- Summerdale Location within the U.S. state of Pennsylvania Summerdale Summerdale (the United States)
- Coordinates: 40°17′37″N 76°55′35″W﻿ / ﻿40.29361°N 76.92639°W
- Country: United States
- State: Pennsylvania
- County: Cumberland
- Township: East Pennsboro

Area
- • Total: 0.12 sq mi (0.3 km^{2})
- • Land: 0.12 sq mi (0.3 km^{2})
- Time zone: UTC-5 (Eastern (EST))
- • Summer (DST): UTC-4 (EDT)
- ZIP codes: 17093
- Area code: 717
- GNIS feature ID: 1189024

= Summerdale, Pennsylvania =

Unincorporated community in Pennsylvania, US

Summerdale is an unincorporated community located in East Pennsboro Township, Cumberland County, Pennsylvania, United States. As of 2020, the community had an estimated population of 705. Central Pennsylvania College and the Capital Area Intermediate Unit are located in Summerdale. It is part of the Harrisburg-Carlisle Metropolitan Statistical Area.

== Geography ==
Summerdale is located at 40°18'41" North, 76°55'54" West, on the west side of U.S. Route 11/15 and the south side of Interstate 81. These two highways interchange just north of Summerdale.

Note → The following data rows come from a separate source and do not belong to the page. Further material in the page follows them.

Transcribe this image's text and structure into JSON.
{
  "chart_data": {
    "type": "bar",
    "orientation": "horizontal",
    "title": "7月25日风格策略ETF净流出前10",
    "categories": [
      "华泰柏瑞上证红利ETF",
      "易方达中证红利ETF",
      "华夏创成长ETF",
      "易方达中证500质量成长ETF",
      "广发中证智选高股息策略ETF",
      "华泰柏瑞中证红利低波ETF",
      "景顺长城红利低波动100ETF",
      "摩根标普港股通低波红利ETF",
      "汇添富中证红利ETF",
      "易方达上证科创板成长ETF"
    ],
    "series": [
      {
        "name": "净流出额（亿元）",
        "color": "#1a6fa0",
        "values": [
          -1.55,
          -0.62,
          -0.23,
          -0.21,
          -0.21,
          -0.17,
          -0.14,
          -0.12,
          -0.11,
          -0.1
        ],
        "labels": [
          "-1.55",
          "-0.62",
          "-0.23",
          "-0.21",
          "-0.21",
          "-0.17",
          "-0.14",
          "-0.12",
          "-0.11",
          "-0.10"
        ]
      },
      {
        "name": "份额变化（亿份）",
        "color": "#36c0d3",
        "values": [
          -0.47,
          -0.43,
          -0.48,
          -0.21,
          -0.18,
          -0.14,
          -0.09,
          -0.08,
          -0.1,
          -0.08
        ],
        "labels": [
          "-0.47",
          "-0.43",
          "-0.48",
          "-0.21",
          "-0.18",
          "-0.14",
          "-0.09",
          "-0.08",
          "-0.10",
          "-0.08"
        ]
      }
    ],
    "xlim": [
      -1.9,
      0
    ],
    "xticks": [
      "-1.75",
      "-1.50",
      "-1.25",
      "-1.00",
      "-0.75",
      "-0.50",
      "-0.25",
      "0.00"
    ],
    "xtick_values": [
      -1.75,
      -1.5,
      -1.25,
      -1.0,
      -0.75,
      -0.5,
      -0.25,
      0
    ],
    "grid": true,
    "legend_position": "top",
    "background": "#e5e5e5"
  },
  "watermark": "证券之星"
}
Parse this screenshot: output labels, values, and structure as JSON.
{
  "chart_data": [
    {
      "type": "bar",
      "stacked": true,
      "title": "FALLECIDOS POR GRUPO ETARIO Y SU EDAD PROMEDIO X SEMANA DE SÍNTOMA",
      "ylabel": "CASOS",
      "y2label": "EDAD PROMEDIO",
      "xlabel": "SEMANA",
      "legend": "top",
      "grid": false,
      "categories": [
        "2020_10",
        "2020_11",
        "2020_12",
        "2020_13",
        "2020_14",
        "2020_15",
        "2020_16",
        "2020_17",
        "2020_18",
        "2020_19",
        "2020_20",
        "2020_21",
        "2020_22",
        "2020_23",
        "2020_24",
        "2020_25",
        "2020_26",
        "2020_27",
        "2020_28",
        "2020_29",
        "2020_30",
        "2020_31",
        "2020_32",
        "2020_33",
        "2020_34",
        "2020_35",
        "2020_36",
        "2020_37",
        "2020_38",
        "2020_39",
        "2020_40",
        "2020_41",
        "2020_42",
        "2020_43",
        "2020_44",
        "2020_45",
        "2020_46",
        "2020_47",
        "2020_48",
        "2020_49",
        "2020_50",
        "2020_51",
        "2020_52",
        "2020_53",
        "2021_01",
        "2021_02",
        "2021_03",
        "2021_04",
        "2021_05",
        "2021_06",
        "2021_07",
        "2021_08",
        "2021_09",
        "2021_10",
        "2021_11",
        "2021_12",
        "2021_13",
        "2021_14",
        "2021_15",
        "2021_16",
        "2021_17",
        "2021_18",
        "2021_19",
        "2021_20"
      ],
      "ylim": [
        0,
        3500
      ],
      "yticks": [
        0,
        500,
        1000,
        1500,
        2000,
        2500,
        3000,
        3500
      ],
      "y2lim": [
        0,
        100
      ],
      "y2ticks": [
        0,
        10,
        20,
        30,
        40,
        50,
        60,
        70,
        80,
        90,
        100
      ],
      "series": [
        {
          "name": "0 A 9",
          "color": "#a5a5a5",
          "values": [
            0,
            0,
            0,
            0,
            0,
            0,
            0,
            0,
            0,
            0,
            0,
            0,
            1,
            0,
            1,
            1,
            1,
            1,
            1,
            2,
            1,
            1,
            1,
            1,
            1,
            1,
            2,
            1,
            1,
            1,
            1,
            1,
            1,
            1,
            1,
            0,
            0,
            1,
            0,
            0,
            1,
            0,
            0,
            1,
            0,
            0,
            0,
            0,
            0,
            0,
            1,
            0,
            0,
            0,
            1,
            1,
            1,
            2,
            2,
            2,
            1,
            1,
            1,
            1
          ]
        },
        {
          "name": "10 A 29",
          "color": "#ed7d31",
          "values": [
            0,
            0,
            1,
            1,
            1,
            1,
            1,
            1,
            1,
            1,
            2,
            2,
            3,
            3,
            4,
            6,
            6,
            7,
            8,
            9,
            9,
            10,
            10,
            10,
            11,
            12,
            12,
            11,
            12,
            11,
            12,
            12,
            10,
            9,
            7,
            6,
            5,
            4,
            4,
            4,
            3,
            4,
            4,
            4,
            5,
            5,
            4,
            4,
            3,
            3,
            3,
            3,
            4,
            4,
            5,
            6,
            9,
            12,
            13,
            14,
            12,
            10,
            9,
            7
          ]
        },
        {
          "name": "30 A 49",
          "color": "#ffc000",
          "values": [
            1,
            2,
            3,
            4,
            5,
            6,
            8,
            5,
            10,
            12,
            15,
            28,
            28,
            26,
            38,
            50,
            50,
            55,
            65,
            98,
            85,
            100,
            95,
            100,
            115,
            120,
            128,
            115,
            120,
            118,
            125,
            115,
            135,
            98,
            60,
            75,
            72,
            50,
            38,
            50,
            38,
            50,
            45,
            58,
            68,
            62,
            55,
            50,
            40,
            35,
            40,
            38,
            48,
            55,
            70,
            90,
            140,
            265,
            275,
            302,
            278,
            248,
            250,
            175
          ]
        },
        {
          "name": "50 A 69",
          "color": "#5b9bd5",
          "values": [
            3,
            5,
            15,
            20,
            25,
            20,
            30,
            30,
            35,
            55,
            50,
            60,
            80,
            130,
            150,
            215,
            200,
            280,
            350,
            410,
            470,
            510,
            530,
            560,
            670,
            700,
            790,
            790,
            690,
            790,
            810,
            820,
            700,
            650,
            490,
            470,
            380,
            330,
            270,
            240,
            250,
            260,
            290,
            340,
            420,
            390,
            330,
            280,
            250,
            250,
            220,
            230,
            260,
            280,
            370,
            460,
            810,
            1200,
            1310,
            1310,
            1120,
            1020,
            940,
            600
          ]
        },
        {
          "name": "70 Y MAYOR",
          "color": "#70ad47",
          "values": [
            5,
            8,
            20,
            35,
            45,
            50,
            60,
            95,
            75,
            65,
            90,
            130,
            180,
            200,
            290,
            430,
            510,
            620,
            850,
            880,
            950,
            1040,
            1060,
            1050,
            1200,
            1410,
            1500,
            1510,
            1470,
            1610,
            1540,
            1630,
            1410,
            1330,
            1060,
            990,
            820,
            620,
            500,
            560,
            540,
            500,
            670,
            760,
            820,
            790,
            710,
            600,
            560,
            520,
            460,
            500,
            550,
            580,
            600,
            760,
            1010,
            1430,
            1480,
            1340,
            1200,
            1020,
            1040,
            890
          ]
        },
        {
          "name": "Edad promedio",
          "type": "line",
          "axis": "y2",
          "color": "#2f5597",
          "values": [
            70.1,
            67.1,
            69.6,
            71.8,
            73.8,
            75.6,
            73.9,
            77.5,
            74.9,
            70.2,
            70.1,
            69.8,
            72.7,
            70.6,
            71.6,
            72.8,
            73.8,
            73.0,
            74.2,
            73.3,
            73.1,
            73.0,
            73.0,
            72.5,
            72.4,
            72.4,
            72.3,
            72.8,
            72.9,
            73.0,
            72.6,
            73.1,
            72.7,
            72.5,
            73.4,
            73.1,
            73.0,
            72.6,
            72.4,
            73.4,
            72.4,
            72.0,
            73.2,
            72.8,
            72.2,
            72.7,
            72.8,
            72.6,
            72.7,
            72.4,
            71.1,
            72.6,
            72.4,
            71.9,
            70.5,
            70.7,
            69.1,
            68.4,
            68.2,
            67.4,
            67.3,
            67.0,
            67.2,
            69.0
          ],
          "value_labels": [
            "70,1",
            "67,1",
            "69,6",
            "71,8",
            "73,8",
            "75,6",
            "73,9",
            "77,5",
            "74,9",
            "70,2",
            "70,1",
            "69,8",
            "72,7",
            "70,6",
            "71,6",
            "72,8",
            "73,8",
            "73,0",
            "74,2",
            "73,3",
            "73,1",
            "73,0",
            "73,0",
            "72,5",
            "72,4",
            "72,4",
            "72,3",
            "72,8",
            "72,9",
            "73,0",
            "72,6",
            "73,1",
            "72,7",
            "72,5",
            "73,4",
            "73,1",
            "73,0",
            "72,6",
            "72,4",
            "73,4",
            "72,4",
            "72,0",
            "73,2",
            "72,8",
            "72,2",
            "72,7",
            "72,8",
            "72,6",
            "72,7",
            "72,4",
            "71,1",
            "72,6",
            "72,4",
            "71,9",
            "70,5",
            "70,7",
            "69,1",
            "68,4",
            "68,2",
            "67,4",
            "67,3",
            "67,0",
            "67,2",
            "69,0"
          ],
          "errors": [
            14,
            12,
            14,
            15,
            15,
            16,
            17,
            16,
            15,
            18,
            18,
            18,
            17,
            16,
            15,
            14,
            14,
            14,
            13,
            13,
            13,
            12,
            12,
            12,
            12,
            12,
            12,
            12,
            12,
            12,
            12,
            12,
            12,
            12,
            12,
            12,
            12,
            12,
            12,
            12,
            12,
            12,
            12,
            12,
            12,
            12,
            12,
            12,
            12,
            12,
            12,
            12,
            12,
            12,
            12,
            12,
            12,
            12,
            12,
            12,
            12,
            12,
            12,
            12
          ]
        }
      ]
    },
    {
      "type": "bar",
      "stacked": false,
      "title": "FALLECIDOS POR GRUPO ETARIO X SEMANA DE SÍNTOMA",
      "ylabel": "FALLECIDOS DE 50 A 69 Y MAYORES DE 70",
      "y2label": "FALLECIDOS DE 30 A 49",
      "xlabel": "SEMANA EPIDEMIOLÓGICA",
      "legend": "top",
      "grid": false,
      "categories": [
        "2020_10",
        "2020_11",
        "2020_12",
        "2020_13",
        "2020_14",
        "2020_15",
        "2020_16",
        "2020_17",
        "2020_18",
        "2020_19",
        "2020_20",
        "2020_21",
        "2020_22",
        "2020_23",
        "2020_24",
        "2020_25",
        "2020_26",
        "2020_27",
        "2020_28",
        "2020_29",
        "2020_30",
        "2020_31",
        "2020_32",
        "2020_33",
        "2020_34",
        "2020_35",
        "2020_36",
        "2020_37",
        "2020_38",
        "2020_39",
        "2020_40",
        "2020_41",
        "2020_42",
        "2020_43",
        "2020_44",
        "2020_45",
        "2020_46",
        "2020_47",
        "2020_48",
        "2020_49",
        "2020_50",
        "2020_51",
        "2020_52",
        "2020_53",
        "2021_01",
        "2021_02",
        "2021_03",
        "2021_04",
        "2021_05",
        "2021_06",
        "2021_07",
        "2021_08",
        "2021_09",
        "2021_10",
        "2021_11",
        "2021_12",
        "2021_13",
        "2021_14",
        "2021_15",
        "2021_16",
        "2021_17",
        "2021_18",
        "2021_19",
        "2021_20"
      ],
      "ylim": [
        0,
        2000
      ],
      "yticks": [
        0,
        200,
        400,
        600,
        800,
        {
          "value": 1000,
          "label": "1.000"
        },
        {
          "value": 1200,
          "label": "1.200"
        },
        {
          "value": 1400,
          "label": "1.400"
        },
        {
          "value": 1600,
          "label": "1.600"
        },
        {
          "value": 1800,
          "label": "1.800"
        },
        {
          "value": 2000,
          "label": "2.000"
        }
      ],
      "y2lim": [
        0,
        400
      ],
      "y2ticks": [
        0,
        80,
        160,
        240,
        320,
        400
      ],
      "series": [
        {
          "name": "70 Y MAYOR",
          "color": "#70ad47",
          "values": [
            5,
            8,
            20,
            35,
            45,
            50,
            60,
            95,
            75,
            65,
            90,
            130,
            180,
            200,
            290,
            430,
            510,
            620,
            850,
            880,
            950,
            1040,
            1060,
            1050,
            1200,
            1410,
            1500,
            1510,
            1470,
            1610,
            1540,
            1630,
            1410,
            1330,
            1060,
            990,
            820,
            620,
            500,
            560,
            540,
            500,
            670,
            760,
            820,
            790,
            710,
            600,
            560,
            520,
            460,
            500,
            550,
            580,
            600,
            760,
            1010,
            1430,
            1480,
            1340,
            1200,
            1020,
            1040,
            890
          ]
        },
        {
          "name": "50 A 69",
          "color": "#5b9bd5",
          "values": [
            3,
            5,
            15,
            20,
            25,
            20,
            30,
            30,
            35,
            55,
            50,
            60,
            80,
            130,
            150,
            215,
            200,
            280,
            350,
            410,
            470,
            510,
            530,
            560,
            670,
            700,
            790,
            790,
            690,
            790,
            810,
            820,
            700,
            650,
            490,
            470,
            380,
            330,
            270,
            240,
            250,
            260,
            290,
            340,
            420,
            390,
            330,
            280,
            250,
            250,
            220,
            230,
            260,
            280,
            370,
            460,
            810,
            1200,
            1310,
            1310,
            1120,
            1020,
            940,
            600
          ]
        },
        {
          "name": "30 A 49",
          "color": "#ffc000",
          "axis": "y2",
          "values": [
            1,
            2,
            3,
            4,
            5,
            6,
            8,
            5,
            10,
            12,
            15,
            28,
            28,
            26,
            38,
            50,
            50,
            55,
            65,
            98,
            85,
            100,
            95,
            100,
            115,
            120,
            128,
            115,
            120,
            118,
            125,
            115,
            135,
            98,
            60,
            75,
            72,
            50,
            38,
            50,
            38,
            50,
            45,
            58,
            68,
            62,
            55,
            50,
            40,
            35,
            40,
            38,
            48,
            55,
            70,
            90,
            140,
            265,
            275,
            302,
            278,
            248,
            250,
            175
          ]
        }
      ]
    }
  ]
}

Summerdale was laid out by Harry Horner in 1909 out of a 115-acre parcel of land. As people from Harrisburg came over the river by trolley during the summers, a dance hall was erected in 1910.

In 2009, Summerdale held a Centennial Celebration. There was a parade, games, and a year-long celebration dedicated to the small town of Summerdale.